Dr. Mayberg is pleased with Chantal's response.
"To see profoundly ill people change before your eyes -- from the darkness and dullness to 'I feel like washing my clothes,' is the most amazing feeling a doctor can have," she said.
The procedure is being watched by surgeons from Australia, Brazil, and Spain.
International interest in the technique is growing because, unlike drugs, which bathe the brain in chemicals, it is a very targeted approach.
Explained Dr. Lozano: "The difference between this approach and the drug approach is, when you give a drug to a patient, that drug has access to 100 billion neurons in the brain and has collateral effects on other neurons in the brain, other circuits.
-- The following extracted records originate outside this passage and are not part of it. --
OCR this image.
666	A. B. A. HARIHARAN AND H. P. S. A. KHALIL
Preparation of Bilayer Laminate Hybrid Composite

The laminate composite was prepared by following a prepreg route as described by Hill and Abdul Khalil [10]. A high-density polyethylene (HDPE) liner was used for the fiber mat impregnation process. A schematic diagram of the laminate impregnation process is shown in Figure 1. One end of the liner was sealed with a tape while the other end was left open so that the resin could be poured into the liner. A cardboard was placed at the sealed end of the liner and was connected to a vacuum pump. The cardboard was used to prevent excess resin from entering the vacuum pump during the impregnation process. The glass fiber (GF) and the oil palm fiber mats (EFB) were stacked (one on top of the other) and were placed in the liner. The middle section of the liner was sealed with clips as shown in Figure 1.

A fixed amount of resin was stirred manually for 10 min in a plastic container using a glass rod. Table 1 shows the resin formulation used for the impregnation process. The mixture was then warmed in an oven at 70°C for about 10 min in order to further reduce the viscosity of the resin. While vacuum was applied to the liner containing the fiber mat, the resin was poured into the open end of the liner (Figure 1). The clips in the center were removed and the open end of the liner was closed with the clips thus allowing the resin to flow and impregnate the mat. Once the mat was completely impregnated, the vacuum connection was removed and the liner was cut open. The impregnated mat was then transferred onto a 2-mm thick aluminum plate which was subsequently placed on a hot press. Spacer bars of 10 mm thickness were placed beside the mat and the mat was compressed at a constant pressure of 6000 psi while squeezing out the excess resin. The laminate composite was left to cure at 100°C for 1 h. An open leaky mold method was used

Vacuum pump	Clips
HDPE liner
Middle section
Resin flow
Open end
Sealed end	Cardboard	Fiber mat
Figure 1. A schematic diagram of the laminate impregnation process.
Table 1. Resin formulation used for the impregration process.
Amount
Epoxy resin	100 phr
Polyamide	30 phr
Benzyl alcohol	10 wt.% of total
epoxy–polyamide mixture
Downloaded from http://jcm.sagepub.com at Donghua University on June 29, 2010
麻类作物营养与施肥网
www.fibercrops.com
"Whereas now we are really pinpointing one small area of the brain, which is roughly one centimeter by one centimeter. So just a few hundred thousand neurons and these neurons are really causing trouble throughout the brain -- so one can specifically target these neurons and make them behave in a more normal fashion."
The transformation
The electrical current is on 24/7, as a battery pack implanted in the chest. It delivers a constant tiny electrical signal up wires threaded under the skin of the neck and scalp, to the electrodes in the brain.
One month after the operation and there is already a visible difference in Remeny. She smiles easily, has vast amounts of energy and most importantly the depression appears to be gone.
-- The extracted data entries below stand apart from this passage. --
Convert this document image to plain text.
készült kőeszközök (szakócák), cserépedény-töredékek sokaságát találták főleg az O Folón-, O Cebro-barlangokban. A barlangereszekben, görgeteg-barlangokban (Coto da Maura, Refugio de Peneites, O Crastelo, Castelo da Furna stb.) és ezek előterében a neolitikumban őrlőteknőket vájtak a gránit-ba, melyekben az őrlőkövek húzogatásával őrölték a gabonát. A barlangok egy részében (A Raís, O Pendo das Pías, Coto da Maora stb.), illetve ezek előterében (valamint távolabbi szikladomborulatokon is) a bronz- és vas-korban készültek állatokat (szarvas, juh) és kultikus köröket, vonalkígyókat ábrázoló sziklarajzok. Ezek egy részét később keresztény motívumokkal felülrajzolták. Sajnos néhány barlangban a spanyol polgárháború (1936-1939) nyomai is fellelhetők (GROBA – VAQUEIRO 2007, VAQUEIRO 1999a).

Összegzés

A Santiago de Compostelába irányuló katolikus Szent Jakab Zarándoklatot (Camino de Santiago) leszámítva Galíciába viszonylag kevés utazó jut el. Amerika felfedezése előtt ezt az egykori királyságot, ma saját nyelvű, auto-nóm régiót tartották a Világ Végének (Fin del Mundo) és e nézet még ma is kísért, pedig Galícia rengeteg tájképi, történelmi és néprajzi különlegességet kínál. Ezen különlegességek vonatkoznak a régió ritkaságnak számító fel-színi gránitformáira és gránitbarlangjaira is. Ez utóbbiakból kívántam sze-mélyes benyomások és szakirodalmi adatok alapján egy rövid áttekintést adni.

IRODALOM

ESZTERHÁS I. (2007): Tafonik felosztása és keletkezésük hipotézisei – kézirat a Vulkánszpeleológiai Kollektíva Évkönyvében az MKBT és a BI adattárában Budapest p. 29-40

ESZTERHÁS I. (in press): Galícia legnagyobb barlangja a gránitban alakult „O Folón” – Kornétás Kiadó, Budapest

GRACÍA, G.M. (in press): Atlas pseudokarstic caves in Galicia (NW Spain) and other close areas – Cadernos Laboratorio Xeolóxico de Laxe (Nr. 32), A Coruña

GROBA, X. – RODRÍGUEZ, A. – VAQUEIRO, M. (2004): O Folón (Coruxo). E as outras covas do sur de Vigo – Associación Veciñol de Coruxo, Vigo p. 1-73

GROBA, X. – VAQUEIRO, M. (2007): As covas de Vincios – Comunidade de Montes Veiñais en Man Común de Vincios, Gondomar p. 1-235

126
"I feel wonderful, and it's amazing. It's almost as if someone turned Chantal back on," she said.
Remeny has since been cleaning her home, making plans, feeling optimistic about her future. She was back to work, part time, within three weeks. And she remembers quite vividly the moment the depression disappeared in the operating room.
"For some of the electrodes, nothing was different. But when we got to some other electrodes that did work, I had some amazing changes, a total feeling of lightness to my head, like the concrete was taken out of my head."
Dr. Kennedy said not all patients show such an immediate response to the treatment, but in Remeny's case: "The profound slowing in tense sadness, really a sense of hopelessness, lack of energy, lack of interest -- all of those things, they are virtually all gone. It's amazing."
More importantly, the experiment has the potential to change the way doctors define depression. Many people still see it as a character flaw, a lack of drive. This study is showing its source may well be a brain defect that can be repaired with wires and some electricity.
"I think there is a fascination with the idea with something that is thought to be quote a psychological problem of depression," continued Kennedy.
"Here's an opportunity to identify within the brain where the depression problems lie, and show with simple manipulation you can actually produce a result."
But the procedure isn't for everyone. There is a small risk of infection from the brain surgery. There's also a 25 per cent chance the pacemaker won't work. In those cases, the pacemaker can be removed.